The Supreme Court on Thursday declined for now to enter a dispute between the city of Philadelphia and a Catholic agency that refuses to place foster children with gay couples.
Catholic Social Services had asked the justices to block the city’s decision to freeze placement of foster children with the agency, which said it could not certify same-sex couples who wanted to be foster parents.
The Catholic agency said the city’s policy violated its right to free exercise of religion. But a district court disagreed, and the U.S. Court of Appeals for the 3rd Circuit turned down the agency’s request that it be allowed to remain in the city’s program while the case proceeded on appeal.
The agency then made the same request to the Supreme Court, but it declined to get involved without stating a reason. Three justices — Clarence Thomas, Samuel A. Alito Jr. and Neil M. Gorsuch — said they would have granted the agency’s request.
But it requires five votes to grant such an intervention.
The case provided another example of the increasing amount of litigation that pits religious beliefs against government anti-discrimination laws.
The city said it is well within its rights to do business only with entities that abide with its rules. “CSS instead seeks its own constitutional right: a constitutional right to apply for a contract paid for by government funds, and then unilaterally rewrite the contract,” the city said in a brief to the court.

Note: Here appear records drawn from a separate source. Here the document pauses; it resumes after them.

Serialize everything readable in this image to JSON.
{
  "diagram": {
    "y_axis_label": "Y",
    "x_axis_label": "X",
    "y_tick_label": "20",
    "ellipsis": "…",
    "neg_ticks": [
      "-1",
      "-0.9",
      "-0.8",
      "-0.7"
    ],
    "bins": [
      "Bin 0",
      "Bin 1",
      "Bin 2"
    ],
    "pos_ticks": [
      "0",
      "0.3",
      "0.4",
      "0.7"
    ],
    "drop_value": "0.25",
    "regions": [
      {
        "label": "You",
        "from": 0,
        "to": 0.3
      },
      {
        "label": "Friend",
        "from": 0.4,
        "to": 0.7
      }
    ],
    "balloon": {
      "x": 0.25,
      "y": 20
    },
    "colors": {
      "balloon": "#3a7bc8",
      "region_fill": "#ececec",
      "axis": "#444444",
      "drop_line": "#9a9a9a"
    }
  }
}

But the Catholic agency said the city was forfeiting homes for foster children with no good reason. “The city is closing Catholic’s foster care program over a hypothetical question: if a same-sex couple approached a Catholic agency seeking a written opinion on their family relationships, could the Catholic Church endorse their unions in writing?” it said. The agency said same-sex couples could work with other agencies that contract with the city.
Because it is still active in the appeals court, the merits of the case could still return to the Supreme Court. It is Fulton v. City of Philadelphia.